On Wednesday, as 10 protesters faced charges — 7 of them for trespassing and disorderly conduct — about 200 people gathered for a rally outside the courthouse. Advocates, defendants and local winery owners all gave speeches against the Crestwood expansion.
“There is a 35% chance of a major disaster in the relatively near future; I just can’t let that happen, and I promised that I wouldn’t,” said Chuck Geisler, a professor of development sociology at Cornell University, who appeared on charges Wednesday.
Some of the “major disasters” that could be caused are cavern explosions, cavern cave-ins, gas leakage, and other community consequences, Geisler said. Geisler also stated that he is fully prepared to go to jail for his cause.
Crestwood recently received Federal Energy Regulatory Commission approval to expand gas storage from 1.45 to 2 billion cubic feet in the caves, according to the Finger Lakes Times.
A Crestwood spokesman told the Finger Lakes Times: “These caverns are well-suited for hydrocarbon storage and history has shown that natural gas and propane can be stored safely at the U.S. Salt complex and elsewhere within the Finger Lakes.”
At 7 p.m. court officials opened the doors to about 40 of the protesters — the defendants, a family member of each defendant, and the media.
Here’s an overview of the defendants that appeared Wednesday night:
Dr. Sandra Steingraber: Trumansburg, NY- Biologist
Jeanne and Patrick Judson: Burdett, NY- Mother (76 years old) and son
Patricia Hockart: Trumansburg, NY
Roland Micklem: Geneva, NY- 86 years old
Colleen Bolland: Elmira, NY- Retired US Air Force
Nancy Kasper: North Rose-Minister
Katherine Rossiter: Sayre, PA
Chuck Geisler: Ithaca, NY- Professor at Cornell
Dwain Wilder: Rochester, NY
In court, none of the defendants was represented by legal counsel, and all of them expressed that they wouldn’t be hiring a lawyer for the charges.

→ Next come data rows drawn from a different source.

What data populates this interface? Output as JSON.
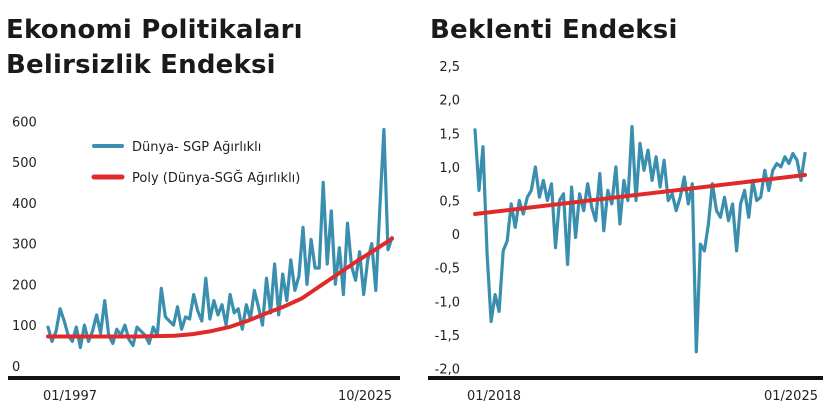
{
  "chart_data": [
    {
      "type": "line",
      "title": [
        "Ekonomi Politikaları",
        "Belirsizlik Endeksi"
      ],
      "xlabel": "",
      "ylabel": "",
      "x_tick_labels": [
        "01/1997",
        "10/2025"
      ],
      "y_ticks": [
        0,
        100,
        200,
        300,
        400,
        500,
        600
      ],
      "y_tick_labels": [
        "0",
        "100",
        "200",
        "300",
        "400",
        "500",
        "600"
      ],
      "ylim": [
        -20,
        640
      ],
      "grid": false,
      "legend": "upper-left",
      "series": [
        {
          "name": "Dünya- SGP Ağırlıklı",
          "color": "#3a8fae",
          "values": [
            95,
            60,
            85,
            140,
            110,
            75,
            60,
            95,
            45,
            100,
            60,
            85,
            125,
            80,
            160,
            75,
            55,
            90,
            75,
            100,
            65,
            50,
            95,
            85,
            75,
            55,
            95,
            75,
            190,
            120,
            110,
            100,
            145,
            90,
            120,
            115,
            175,
            135,
            110,
            215,
            115,
            160,
            125,
            150,
            100,
            175,
            130,
            140,
            90,
            150,
            115,
            185,
            145,
            100,
            215,
            130,
            250,
            125,
            225,
            160,
            260,
            185,
            220,
            340,
            200,
            310,
            240,
            240,
            450,
            250,
            380,
            200,
            290,
            175,
            350,
            245,
            210,
            280,
            175,
            260,
            300,
            185,
            390,
            580,
            285,
            315
          ]
        },
        {
          "name": "Poly (Dünya-SGĞ Ağırlıklı)",
          "color": "#e02a2a",
          "values": [
            72,
            72,
            72,
            72,
            72,
            72,
            73,
            74,
            78,
            85,
            95,
            110,
            128,
            145,
            165,
            195,
            225,
            255,
            283,
            312
          ]
        }
      ]
    },
    {
      "type": "line",
      "title": "Beklenti Endeksi",
      "xlabel": "",
      "ylabel": "",
      "x_tick_labels": [
        "01/2018",
        "01/2025"
      ],
      "y_ticks": [
        2.5,
        2.0,
        1.5,
        1.0,
        0.5,
        0,
        -0.5,
        -1.0,
        -1.5,
        -2.0
      ],
      "y_tick_labels": [
        "2,5",
        "2,0",
        "1,5",
        "1,0",
        "0,5",
        "0",
        "-0,5",
        "-1,0",
        "-1,5",
        "-2,0"
      ],
      "ylim": [
        -2.2,
        2.65
      ],
      "grid": false,
      "legend": "none",
      "series": [
        {
          "name": "",
          "color": "#3a8fae",
          "values": [
            1.55,
            0.65,
            1.3,
            -0.3,
            -1.3,
            -0.9,
            -1.15,
            -0.25,
            -0.1,
            0.45,
            0.1,
            0.5,
            0.3,
            0.55,
            0.65,
            1.0,
            0.55,
            0.8,
            0.5,
            0.75,
            -0.2,
            0.5,
            0.6,
            -0.45,
            0.7,
            -0.05,
            0.6,
            0.35,
            0.75,
            0.4,
            0.2,
            0.9,
            0.05,
            0.65,
            0.45,
            1.0,
            0.15,
            0.8,
            0.5,
            1.6,
            0.5,
            1.35,
            0.95,
            1.25,
            0.8,
            1.15,
            0.7,
            1.1,
            0.5,
            0.6,
            0.35,
            0.55,
            0.85,
            0.45,
            0.75,
            -1.75,
            -0.15,
            -0.25,
            0.15,
            0.75,
            0.35,
            0.25,
            0.55,
            0.2,
            0.45,
            -0.25,
            0.45,
            0.65,
            0.25,
            0.8,
            0.5,
            0.55,
            0.95,
            0.65,
            0.95,
            1.05,
            1.0,
            1.15,
            1.05,
            1.2,
            1.1,
            0.8,
            1.2
          ]
        },
        {
          "name": "",
          "color": "#e02a2a",
          "values": [
            0.3,
            0.88
          ]
        }
      ]
    }
  ]
}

Before the arraignments began, a representative of “We Are Seneca Lake” announced that enough money was raised to pay all of the defendants’ fines and surcharges. The representative also said that the group, “We Are Seneca Lake,” would support the protesters during their incarceration if they refused to pay the fine.
Dwain Wilder pleaded guilty to trespassing and immediately refused to pay the fine of $250 that was imposed by the Court on principle.
Wilder was asked to sit back down, and after short deliberation, Judge Raymond Berry sentenced Wilder to 15 days in jail. The courtroom broke out in a heavy applause for Wildier as he was taken in by the bailiff.
Some advocates cried, “We love you, Dwain!”
All of Wednesday night’s group of defendants (except Wilder) are due back in court for either sentencing or a pre-trial hearing on November 19 (depending on their plea of guilty or not guilty).
The 15 protesters arrested more recently are due in Reading Town Court at a later date.
Correction: A previous version of this story incorrectly stated that the protesters were charged with all charged with trespassing and disorderly conduct. In fact, only 7 of 10 were.
Due to an editing error, the story also incorrectly stated that 10 people were arrested at a second date. In fact, 15 were.